As for the soldier who loved the order of the army, had guarded his kit-bag and rifle, and taken the right-hand road, he had gone on his way being obliged to no one, fearing no one, and with an easy heart and conscience until he reached the city he was seeking. There he received a reward worthy of an honourable soldier who had carried out his duty faithfully.
O rebellious soul, know that one of those two travellers represents those who submit to the Divine Law, while the other represents the rebellious and those who follow their own desires. The road is the road of life, which comes from the Spirit World, passes through the grave, and carries on to the hereafter. As for the kit-bag and rifle, they are worship and fear of God. There is an apparent burden in worship, but there is an ease and lightness in its meaning that defies description. For in the prescribed prayers the worshipper declares, “I bear witness that there is no god but God.” That is to say, he finds the door of a treasury of mercy in everything because he is believing and saying, “There is no Creator and Provider other than Him. Harm and benefit are in His hand. He is both All-Wise; He does nothing in vain, and He is All-Compassionate; His bounty and mercy are abundant.” And he knocks on the door with his supplication. Moreover, he sees that everything is subjugated to the command of his own Sustainer, so he takes refuge in Him. He places his trust in Him and relies on Him, and is fortified against every disaster; his belief gives him complete confidence.
Indeed, like with every true virtue, the source of courage is belief in God, and worship. And as with every iniquity, the source of cowardice is misguidance.
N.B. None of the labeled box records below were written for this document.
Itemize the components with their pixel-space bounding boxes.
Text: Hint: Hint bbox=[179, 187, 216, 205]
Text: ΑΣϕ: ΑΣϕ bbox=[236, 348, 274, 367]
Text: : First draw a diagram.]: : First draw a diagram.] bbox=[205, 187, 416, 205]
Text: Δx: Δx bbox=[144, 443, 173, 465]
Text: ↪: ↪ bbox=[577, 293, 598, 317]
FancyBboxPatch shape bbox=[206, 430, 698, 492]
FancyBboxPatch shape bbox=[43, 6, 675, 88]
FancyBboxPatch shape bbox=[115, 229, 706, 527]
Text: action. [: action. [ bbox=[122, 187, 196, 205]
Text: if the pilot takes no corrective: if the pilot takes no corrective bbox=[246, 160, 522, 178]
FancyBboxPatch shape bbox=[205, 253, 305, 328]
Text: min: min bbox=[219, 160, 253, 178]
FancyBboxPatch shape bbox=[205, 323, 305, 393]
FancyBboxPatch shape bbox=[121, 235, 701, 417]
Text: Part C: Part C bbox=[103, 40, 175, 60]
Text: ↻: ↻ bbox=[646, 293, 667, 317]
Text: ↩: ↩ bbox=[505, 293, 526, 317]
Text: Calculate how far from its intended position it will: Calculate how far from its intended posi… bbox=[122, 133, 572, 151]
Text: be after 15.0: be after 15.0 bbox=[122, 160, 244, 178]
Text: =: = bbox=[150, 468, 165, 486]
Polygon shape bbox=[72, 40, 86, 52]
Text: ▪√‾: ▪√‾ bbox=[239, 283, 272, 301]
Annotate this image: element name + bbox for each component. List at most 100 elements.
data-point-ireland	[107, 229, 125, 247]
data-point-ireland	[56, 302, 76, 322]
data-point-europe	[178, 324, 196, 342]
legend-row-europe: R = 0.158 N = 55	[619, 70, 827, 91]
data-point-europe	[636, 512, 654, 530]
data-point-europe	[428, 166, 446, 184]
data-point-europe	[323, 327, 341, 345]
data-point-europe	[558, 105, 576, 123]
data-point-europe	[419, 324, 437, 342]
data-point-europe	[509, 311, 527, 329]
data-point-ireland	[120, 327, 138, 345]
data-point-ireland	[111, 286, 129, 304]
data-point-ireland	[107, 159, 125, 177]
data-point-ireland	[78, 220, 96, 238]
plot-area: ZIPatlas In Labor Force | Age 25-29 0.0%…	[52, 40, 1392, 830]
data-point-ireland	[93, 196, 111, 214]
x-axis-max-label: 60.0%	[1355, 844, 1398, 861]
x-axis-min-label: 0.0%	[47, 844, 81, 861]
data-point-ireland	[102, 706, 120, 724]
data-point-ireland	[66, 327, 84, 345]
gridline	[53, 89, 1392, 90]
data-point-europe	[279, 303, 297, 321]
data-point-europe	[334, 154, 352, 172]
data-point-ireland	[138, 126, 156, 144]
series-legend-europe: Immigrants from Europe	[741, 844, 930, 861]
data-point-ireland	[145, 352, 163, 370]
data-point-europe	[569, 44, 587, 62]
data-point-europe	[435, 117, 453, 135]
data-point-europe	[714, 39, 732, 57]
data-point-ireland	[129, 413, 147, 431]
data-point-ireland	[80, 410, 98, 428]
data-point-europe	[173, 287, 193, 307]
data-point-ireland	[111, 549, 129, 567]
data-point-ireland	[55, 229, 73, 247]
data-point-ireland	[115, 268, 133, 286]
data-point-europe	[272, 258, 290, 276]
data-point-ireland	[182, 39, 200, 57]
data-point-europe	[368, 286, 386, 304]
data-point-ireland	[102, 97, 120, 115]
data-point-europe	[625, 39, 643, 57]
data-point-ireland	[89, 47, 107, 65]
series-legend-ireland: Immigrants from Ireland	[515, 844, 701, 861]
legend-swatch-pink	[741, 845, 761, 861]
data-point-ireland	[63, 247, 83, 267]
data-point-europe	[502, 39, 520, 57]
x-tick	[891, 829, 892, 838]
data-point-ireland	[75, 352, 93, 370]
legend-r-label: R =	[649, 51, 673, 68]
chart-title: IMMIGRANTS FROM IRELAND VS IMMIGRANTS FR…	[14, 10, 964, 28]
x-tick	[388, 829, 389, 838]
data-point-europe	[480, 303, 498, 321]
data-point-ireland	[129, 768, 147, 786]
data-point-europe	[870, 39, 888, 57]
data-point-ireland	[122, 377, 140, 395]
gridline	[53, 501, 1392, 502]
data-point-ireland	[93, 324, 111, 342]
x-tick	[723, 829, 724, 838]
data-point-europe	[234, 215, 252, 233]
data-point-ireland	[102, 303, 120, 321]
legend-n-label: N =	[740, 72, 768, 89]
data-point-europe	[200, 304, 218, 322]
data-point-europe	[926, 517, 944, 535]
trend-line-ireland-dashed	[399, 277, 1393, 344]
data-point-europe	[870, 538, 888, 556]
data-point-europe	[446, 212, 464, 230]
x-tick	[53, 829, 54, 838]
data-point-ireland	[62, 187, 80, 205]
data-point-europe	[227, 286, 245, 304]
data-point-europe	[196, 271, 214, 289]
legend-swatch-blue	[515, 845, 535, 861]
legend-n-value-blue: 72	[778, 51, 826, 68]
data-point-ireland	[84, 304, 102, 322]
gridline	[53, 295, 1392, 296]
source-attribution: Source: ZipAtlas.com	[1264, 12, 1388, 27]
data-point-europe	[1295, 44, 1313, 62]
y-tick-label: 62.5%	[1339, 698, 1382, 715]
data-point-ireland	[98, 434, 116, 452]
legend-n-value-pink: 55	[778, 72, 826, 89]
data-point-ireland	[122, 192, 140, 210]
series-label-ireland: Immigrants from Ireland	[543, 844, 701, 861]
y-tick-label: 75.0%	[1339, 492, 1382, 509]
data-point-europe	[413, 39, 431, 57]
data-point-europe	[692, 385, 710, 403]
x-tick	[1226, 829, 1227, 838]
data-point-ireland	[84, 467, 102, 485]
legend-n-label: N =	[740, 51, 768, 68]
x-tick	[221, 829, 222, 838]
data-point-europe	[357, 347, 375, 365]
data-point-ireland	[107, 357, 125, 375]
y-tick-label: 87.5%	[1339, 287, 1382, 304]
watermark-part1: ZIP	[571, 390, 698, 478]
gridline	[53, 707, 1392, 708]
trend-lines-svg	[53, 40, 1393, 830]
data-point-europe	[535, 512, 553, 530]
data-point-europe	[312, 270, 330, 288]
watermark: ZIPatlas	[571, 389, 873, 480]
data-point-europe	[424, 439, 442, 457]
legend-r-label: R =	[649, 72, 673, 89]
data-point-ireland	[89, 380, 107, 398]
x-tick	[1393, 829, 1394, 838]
In fact, for a worshipper with a truly illuminated heart, it is possible that even if the globe of the earth became a bomb and exploded, it would not frighten him. He would watch it with pleasurable wonder as a marvel of the Eternally Besought One’s power. But when a famous degenerate philosopher with a so-called enlightened mind but no heart saw a comet in the sky, he trembled on the ground, and exclaimed anxiously: “Isn’t that comet going to hit the earth?” (On one occasion, America was quaking with fear at such a comet, and many people left their homes in the middle of the night.)
Yes, although man is in need of numberless things, his capital is as nothing, and although he is subject to endless calamities, his power too is as nothing. Simply, his capital and power extend only as far as his hand can reach. However, his hopes, desires, pains, and tribulations reach as far as the eye and the imagination can stretch. Anyone who is not totally blind can see and understand then what a great profit, happiness, and bounty for the human spirit, which is thus impotent and weak, and needy and wanting, are worship, affirmation of God’s unity, and reliance on God and submission to Him.
It is obvious that a safe way is preferable to a harmful way, even if the possibility of its safety is only one in ten. But on the way of worship, which our matter here, there is a nine out of ten possibility of it leading to the treasury of eternal happiness, as well as its being safe. While it is established by the testimony —which is at the degree of consensus— of innumerable experts and witnesses that besides being without benefit, and the dissolute even confess to this, the way of vice and dissipation ends in eternal misery. According to the reports of those who have uncovered the mysteries of creation this is absolutely certain.
In Short: Like that of the hereafter, happiness in this world lies in worship and being a soldier for Almighty God. In which case, we should constantly say: “Praise be to God for obedience to him and success,” and we should thank Him that we are Muslims.